Speedy scanner re-writes book on publishing technology
TOKYO (Reuters Life!) - Simply flipping through a book may not seem like the best to way to scan it, but a Japanese research group at Tokyo University has created new software that allows hundreds of pages to be scanned within minutes.
Scanning paper is normally a tedious process with each page having to be inserted into a flat-bed scanner, but the team led by professor Masatoshi Ishikawa use a high speed camera that takes 500 pictures a second to scan pages as they are flipped.
Normal scanners can only scan the information that is actually before them on the page. The new scanner being developed is able to deal with the fact that pages that are being flipped are normally deformed in some fashion.
It takes a shot of the shape, then it calculates the shape and uses those calculations to film the scanning, Ishikawa said, explaining the system used to reconstruct the original page.
As it can film while understanding the underlying shape, it's very easy to then take the pages that are being scanned and save them as a normal flat copy.
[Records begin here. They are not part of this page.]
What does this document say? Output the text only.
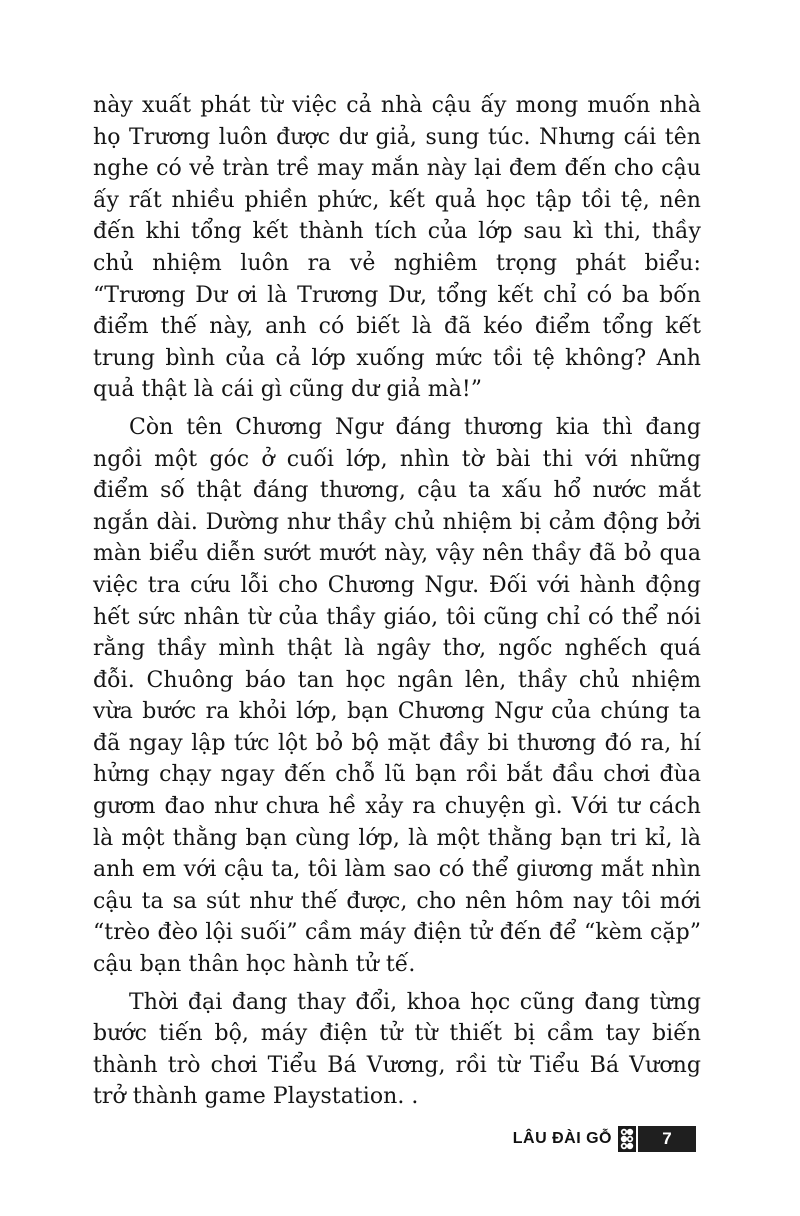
này xuất phát từ việc cả nhà cậu ấy mong muốn nhà họ Trương luôn được dư giả, sung túc. Nhưng cái tên nghe có vẻ tràn trề may mắn này lại đem đến cho cậu ấy rất nhiều phiền phức, kết quả học tập tồi tệ, nên đến khi tổng kết thành tích của lớp sau kì thi, thầy chủ nhiệm luôn ra vẻ nghiêm trọng phát biểu: “Trương Dư ơi là Trương Dư, tổng kết chỉ có ba bốn điểm thế này, anh có biết là đã kéo điểm tổng kết trung bình của cả lớp xuống mức tồi tệ không? Anh quả thật là cái gì cũng dư giả mà!”

Còn tên Chương Ngư đáng thương kia thì đang ngồi một góc ở cuối lớp, nhìn tờ bài thi với những điểm số thật đáng thương, cậu ta xấu hổ nước mắt ngắn dài. Dường như thầy chủ nhiệm bị cảm động bởi màn biểu diễn sướt mướt này, vậy nên thầy đã bỏ qua việc tra cứu lỗi cho Chương Ngư. Đối với hành động hết sức nhân từ của thầy giáo, tôi cũng chỉ có thể nói rằng thầy mình thật là ngây thơ, ngốc nghếch quá đỗi. Chuông báo tan học ngân lên, thầy chủ nhiệm vừa bước ra khỏi lớp, bạn Chương Ngư của chúng ta đã ngay lập tức lột bỏ bộ mặt đầy bi thương đó ra, hí hửng chạy ngay đến chỗ lũ bạn rồi bắt đầu chơi đùa gươm đao như chưa hề xảy ra chuyện gì. Với tư cách là một thằng bạn cùng lớp, là một thằng bạn tri kỉ, là anh em với cậu ta, tôi làm sao có thể giương mắt nhìn cậu ta sa sút như thế được, cho nên hôm nay tôi mới “trèo đèo lội suối” cầm máy điện tử đến để “kèm cặp” cậu bạn thân học hành tử tế.

Thời đại đang thay đổi, khoa học cũng đang từng bước tiến bộ, máy điện tử từ thiết bị cầm tay biến thành trò chơi Tiểu Bá Vương, rồi từ Tiểu Bá Vương trở thành game Playstation. .

LÂU ĐÀI GỖ	7
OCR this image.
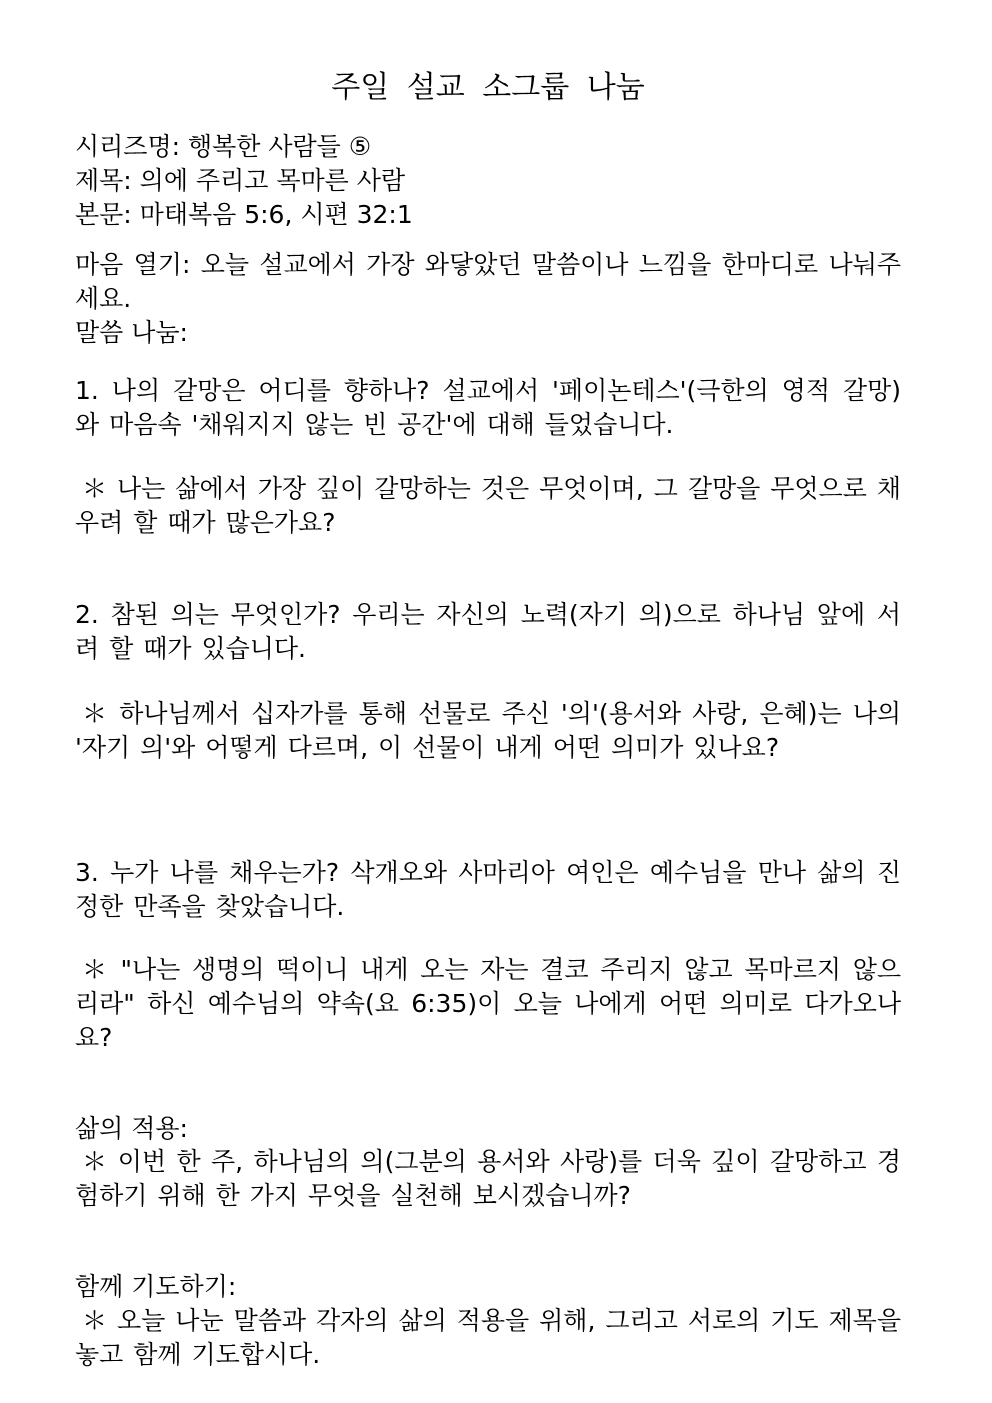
주일 설교 소그룹 나눔
시리즈명: 행복한 사람들 ⑤
제목: 의에 주리고 목마른 사람
본문: 마태복음 5:6, 시편 32:1

마음 열기: 오늘 설교에서 가장 와닿았던 말씀이나 느낌을 한마디로 나눠주세요.

말씀 나눔:

1. 나의 갈망은 어디를 향하나? 설교에서 '페이논테스'(극한의 영적 갈망)와 마음속 '채워지지 않는 빈 공간'에 대해 들었습니다.

＊ 나는 삶에서 가장 깊이 갈망하는 것은 무엇이며, 그 갈망을 무엇으로 채우려 할 때가 많은가요?

2. 참된 의는 무엇인가? 우리는 자신의 노력(자기 의)으로 하나님 앞에 서려 할 때가 있습니다.

＊ 하나님께서 십자가를 통해 선물로 주신 '의'(용서와 사랑, 은혜)는 나의 '자기 의'와 어떻게 다르며, 이 선물이 내게 어떤 의미가 있나요?

3. 누가 나를 채우는가? 삭개오와 사마리아 여인은 예수님을 만나 삶의 진정한 만족을 찾았습니다.

＊ "나는 생명의 떡이니 내게 오는 자는 결코 주리지 않고 목마르지 않으리라" 하신 예수님의 약속(요 6:35)이 오늘 나에게 어떤 의미로 다가오나요?

삶의 적용:

＊ 이번 한 주, 하나님의 의(그분의 용서와 사랑)를 더욱 깊이 갈망하고 경험하기 위해 한 가지 무엇을 실천해 보시겠습니까?

함께 기도하기:

＊ 오늘 나눈 말씀과 각자의 삶의 적용을 위해, 그리고 서로의 기도 제목을 놓고 함께 기도합시다.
The current system is able to scan an average 200-250 page book in a little over 60 seconds using basic computer hardware that is available off-the-shelf.
While it now requires extra time to process the scanned images, the researchers hope to eventually make the technology both faster and much smaller.
In the more the distant future, once it becomes possible to put all of this processing on one chip and then put that in a iPad or iPod, one could scan just using that chip. At that point, it becomes possible to scan something quickly to save for later reading, Ishikawa told Reuters.
Being able to scan books with an iPhone may be further off, but Ishikawa says that a commercial version of the large-scale computer based scanning system could be available in two to three years.
While the technology has the potential to take paper books into the digital age, it remains to be how publishers will react to people scanning their books while just flipping through them.